Thanks a lot for reporting this problem! I suspect this could be related to some timing issues in the publication process (with OpenRefine trying to add the structured data or wikitext before the page is actually published).

If this is indeed the root cause of the issue, then you are in luck: @Sebastian has been working on this as a side-effect of his work on supporting larger uploads (> 100MB). I wasn't aware of anyone running into this problem so far, but what you are describing sounds a lot like it.

The corresponding fix is already available in our snapshot releases.

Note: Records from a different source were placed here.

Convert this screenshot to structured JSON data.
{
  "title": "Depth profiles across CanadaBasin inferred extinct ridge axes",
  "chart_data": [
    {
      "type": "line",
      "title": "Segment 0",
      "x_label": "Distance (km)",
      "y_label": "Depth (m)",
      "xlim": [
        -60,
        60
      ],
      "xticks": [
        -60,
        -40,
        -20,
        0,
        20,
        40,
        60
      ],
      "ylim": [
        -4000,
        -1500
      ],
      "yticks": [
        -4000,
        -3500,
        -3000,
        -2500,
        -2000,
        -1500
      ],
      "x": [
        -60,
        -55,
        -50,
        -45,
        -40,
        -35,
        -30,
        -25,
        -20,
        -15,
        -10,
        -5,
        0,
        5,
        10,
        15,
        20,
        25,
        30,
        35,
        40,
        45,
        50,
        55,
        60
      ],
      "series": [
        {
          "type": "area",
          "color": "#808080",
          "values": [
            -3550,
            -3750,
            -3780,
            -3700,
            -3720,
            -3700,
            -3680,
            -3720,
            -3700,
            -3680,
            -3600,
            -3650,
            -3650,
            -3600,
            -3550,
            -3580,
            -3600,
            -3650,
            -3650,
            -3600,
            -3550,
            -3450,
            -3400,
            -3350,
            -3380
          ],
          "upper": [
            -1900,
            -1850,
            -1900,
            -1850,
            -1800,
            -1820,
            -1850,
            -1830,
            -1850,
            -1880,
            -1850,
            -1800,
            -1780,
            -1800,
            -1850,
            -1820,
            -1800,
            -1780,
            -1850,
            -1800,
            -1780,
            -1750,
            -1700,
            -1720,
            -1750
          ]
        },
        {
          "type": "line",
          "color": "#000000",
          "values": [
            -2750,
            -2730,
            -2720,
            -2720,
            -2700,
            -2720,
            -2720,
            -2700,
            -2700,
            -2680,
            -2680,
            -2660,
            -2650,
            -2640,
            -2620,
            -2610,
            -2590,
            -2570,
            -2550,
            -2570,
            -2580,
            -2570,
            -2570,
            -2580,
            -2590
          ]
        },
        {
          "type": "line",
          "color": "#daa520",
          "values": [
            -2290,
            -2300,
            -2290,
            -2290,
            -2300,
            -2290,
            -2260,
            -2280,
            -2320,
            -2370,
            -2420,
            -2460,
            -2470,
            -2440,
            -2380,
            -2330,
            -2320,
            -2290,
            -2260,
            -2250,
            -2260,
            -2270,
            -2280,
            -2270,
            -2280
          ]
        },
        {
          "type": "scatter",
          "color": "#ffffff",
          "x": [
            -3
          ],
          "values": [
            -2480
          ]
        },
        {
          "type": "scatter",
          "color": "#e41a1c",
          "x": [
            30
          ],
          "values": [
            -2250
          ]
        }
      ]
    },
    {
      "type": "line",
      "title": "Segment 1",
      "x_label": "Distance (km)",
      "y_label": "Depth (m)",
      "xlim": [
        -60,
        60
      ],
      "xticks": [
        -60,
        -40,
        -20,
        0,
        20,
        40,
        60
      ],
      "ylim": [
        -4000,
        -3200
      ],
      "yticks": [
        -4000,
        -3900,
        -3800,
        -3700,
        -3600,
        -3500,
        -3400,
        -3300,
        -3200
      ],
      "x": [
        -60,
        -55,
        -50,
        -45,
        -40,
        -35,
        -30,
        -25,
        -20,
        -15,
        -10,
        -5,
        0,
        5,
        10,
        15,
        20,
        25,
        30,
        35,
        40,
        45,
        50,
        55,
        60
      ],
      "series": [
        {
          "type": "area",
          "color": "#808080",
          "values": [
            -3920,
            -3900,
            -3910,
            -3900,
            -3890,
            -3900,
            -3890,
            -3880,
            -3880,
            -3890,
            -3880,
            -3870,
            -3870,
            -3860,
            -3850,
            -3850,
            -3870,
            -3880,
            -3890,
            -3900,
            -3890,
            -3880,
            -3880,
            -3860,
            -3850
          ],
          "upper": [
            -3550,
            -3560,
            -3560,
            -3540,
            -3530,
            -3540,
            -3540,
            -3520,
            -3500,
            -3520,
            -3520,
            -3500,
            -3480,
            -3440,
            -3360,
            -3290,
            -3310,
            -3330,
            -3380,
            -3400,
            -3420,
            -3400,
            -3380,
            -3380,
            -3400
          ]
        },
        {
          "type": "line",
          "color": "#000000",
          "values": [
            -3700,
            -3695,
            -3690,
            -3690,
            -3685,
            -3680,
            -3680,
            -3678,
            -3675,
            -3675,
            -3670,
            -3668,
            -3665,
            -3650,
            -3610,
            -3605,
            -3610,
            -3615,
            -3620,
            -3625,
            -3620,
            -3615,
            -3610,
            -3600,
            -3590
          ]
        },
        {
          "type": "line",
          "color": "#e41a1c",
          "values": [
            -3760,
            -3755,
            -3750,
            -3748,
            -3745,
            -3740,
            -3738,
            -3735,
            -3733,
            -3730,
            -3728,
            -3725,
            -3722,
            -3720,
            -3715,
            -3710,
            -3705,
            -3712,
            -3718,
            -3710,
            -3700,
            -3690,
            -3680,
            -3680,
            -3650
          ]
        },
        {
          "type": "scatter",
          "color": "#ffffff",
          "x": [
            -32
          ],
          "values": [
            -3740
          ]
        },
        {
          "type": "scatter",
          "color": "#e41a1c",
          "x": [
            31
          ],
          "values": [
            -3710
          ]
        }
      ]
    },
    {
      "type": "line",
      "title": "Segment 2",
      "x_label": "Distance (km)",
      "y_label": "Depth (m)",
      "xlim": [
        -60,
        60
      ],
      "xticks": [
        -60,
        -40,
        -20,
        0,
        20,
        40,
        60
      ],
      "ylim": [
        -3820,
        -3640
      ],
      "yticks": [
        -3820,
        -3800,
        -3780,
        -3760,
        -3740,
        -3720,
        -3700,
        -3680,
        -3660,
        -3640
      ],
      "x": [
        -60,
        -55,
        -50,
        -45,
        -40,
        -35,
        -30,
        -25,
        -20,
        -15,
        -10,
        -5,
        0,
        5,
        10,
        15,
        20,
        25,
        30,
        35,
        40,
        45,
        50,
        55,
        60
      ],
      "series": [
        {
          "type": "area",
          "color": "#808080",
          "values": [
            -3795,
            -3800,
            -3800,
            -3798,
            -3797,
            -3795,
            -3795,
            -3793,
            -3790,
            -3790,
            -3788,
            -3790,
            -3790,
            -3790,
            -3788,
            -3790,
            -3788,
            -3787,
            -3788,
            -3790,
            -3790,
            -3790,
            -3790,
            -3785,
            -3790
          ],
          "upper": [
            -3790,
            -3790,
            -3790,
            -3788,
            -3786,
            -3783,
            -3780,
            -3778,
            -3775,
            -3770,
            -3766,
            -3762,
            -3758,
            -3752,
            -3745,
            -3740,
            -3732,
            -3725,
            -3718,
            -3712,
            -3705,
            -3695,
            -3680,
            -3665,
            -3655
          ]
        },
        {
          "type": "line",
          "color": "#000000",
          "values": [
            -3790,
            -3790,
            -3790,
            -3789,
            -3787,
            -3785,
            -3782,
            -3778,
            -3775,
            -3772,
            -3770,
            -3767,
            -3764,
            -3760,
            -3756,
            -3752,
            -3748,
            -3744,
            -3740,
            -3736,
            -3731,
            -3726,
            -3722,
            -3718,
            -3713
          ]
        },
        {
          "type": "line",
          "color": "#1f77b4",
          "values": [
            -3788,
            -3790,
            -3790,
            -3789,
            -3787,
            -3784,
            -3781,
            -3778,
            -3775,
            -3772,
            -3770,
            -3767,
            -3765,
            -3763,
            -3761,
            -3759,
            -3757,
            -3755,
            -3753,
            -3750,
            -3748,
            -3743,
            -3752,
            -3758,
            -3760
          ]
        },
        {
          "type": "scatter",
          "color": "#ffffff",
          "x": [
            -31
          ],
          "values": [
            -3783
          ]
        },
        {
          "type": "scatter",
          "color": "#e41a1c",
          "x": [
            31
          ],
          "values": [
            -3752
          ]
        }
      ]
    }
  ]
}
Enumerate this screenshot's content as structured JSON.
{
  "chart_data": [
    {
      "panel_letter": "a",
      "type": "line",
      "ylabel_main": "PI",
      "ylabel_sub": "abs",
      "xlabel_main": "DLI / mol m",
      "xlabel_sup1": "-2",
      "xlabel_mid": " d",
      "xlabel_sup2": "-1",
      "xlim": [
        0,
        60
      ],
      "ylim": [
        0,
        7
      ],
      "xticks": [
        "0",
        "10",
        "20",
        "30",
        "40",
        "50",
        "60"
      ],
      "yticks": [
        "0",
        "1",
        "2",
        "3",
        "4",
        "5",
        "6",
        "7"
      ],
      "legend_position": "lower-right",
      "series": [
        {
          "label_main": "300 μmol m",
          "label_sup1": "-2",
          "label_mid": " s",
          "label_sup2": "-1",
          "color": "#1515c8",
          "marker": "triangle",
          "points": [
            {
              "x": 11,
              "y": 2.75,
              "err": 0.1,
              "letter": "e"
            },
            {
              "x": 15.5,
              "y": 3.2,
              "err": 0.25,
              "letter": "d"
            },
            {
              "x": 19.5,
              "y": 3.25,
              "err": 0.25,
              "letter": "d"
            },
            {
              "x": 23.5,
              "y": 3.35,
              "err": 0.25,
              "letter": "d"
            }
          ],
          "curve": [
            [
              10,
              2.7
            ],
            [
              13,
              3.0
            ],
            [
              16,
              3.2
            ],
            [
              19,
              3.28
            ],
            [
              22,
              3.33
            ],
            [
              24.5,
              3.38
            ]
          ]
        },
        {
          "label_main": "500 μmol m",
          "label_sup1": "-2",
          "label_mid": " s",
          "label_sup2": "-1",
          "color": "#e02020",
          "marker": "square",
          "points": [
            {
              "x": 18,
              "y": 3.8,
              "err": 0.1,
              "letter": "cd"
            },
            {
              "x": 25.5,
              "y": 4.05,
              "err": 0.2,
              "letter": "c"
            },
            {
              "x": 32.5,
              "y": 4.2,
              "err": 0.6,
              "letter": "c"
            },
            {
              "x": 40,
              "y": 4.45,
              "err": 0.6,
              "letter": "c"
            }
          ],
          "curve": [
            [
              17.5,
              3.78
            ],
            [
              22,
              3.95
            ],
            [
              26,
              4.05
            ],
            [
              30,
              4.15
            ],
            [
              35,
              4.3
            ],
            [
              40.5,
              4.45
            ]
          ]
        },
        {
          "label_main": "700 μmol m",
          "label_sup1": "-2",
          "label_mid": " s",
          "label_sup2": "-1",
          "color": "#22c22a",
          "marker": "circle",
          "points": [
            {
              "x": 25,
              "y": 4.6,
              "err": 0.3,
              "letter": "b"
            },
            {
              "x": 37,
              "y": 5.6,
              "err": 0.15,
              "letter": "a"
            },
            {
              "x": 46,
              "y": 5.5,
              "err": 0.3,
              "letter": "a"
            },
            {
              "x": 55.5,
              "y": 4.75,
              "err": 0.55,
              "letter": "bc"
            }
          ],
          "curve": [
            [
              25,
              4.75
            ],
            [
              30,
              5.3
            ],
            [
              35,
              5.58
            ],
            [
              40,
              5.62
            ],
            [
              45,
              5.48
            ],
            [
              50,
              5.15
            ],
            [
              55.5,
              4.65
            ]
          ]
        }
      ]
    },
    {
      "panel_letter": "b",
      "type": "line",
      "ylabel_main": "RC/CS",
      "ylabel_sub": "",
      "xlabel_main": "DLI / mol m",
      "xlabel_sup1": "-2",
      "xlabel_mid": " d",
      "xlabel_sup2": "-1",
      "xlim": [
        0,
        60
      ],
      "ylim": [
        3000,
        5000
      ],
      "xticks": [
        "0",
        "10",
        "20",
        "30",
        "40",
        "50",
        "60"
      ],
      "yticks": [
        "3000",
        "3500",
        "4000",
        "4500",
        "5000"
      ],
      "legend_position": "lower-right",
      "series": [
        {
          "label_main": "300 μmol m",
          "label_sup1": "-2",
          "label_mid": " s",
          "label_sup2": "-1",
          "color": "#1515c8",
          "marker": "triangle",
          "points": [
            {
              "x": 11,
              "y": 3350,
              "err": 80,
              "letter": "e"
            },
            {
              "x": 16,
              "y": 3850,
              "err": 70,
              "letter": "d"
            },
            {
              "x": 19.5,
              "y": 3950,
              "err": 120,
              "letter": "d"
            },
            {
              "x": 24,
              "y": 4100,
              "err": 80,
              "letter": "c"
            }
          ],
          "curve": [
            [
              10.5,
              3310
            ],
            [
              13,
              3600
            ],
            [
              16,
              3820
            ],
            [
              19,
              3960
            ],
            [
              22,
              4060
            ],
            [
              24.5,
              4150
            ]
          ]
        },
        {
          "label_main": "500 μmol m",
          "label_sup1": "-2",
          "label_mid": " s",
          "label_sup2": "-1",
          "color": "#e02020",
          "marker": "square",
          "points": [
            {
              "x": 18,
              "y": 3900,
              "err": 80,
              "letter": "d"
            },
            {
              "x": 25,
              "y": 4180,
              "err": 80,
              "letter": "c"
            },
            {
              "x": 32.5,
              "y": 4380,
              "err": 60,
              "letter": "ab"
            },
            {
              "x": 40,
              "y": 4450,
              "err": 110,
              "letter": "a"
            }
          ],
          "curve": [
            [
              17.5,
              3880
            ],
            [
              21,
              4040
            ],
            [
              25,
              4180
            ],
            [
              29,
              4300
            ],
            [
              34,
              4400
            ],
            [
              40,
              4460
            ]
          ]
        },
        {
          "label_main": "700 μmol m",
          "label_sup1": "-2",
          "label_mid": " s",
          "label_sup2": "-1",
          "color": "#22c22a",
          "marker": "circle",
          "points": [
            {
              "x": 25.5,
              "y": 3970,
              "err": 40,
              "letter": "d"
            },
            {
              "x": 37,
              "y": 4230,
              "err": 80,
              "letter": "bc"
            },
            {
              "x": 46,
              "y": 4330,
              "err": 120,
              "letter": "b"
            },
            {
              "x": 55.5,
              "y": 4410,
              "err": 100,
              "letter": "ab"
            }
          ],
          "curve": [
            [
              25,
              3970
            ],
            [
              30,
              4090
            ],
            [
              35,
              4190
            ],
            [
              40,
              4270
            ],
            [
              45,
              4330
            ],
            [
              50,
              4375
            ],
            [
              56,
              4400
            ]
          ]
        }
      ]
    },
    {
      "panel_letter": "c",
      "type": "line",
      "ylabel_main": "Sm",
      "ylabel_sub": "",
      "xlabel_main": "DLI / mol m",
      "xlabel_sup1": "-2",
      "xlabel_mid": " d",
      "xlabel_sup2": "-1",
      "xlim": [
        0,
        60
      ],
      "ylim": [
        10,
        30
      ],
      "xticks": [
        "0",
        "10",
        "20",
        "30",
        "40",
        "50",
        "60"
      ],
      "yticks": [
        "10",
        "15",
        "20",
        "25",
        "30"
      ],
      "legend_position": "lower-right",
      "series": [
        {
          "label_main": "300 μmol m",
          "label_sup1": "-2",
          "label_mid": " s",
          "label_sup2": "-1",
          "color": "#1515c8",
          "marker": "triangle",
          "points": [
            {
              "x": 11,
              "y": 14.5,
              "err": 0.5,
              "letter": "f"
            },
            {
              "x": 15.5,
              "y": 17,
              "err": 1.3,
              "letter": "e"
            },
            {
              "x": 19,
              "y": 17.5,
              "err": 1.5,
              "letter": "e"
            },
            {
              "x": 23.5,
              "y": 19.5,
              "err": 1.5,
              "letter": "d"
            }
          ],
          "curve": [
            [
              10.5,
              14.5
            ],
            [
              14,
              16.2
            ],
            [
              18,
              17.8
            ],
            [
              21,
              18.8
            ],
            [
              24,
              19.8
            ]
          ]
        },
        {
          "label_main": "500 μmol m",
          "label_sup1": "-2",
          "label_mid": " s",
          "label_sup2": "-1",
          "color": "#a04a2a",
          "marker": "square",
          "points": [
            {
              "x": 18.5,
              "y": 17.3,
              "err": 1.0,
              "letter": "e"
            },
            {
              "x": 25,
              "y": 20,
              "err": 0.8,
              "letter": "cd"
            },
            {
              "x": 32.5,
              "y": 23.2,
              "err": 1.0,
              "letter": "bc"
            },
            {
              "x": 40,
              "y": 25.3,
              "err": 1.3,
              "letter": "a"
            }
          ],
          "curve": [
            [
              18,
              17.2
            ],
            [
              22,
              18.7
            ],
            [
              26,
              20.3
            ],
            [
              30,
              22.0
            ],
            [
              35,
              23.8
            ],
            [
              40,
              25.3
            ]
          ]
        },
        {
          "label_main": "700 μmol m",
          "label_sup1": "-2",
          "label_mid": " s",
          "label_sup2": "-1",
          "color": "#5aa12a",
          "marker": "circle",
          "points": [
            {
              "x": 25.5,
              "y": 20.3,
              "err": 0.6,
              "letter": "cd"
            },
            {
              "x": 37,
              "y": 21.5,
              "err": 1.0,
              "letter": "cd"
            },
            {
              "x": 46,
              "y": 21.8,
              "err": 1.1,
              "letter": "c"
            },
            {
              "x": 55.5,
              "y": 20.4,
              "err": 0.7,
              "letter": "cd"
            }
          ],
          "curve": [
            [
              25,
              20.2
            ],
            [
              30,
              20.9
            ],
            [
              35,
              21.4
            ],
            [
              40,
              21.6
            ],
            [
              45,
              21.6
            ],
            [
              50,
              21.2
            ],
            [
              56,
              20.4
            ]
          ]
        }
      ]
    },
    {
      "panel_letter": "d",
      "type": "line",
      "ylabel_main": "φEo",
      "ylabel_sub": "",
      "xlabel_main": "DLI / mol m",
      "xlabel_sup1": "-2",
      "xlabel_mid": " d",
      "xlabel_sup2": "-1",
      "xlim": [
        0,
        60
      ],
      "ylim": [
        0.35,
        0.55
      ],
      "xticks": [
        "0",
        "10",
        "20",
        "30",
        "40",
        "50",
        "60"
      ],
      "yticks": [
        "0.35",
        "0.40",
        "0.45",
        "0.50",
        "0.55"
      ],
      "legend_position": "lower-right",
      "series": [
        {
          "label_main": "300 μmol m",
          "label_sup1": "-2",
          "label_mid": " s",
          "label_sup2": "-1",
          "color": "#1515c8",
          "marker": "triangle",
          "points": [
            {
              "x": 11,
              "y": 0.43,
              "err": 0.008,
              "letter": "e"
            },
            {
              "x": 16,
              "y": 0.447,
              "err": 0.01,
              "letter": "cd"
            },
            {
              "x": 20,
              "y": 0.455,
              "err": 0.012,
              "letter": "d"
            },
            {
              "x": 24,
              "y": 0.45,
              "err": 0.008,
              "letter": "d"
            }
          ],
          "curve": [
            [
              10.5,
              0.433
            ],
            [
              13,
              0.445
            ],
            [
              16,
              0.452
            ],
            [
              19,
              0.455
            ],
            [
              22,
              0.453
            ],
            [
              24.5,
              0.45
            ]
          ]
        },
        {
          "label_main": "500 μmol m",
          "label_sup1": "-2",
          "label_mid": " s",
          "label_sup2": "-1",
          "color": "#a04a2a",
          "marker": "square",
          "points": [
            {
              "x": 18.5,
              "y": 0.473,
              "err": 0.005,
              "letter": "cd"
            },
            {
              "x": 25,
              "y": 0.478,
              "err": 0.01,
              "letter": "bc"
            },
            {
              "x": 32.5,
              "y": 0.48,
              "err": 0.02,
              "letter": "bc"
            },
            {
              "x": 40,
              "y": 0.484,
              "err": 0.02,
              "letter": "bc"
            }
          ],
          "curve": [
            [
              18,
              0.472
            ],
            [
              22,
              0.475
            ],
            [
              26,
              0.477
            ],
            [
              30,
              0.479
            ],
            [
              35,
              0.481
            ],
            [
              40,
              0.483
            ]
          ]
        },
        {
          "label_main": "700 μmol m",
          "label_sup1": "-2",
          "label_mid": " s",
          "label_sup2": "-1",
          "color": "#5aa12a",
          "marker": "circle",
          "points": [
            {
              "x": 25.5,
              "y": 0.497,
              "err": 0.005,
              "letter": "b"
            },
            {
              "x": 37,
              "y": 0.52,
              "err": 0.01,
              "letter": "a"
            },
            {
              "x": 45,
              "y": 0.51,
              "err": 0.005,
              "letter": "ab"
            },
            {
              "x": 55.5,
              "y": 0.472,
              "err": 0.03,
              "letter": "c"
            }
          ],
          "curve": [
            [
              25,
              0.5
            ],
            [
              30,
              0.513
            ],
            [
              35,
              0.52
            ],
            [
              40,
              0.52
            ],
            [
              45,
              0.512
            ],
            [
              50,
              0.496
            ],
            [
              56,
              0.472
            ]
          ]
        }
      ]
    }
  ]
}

In addition to that, the snapshot releases will also let you keep track of any errors which happen during the upload process (whereas you need to look at the server logs in previous versions). Perhaps that could shed light on the source of the problem, if it is not this timing issue.

Hi Antonin,

thanks for the quick reply. I tried the latest snapshot with another google sheets metadata spreadsheet, with the same fields and a comparable number of files, but encountered the same problem: See this category. Out of eleven files, five were uploaded without the structured data, and six did in fact get all the information I provided in google sheets and reconciled with OpenRefine. Within google sheets, most of the columns work with copy/paste for all items, so there should be no issue with formatting on my side. Especially not since everything works out fine with reconciliation.

Any other ideas?

That's curious. I assume the "Wikibase editing results" column doesn't contain any error for this new batch of files? In that case it could still be worth looking at the server logs (while uploading a new batch - sorry) and reporting their contents here, especially because @Sebastian has added some helpful logging statements to understand better what is going on under the hood.

OK, I got the error, and of course it was me: The files with the missing structured data were records where I had written a caption that was over the Wiki Commons length limit for captions (250 characters)!

I wonder if it is feasible to have either a check for the input length of certain fields, or to completely abort the upload if something fails, and not to proceed with the rest without a visible error output in OpenRefine. Or to have a feature that displays the number of characters in each cell? Because I wrote the content directly into my Google Sheets file, and then of course I would need to check the caption length seperately by myself cell by cell.

Great that you figured it out! It would definitely make sense for OpenRefine to check that captions aren't too long before the upload, so that you don't get bad surprises. I have opened an issue about that:

Thanks! Yes, definitely. Abort upload or at least have a prominent error message within OpenRefine.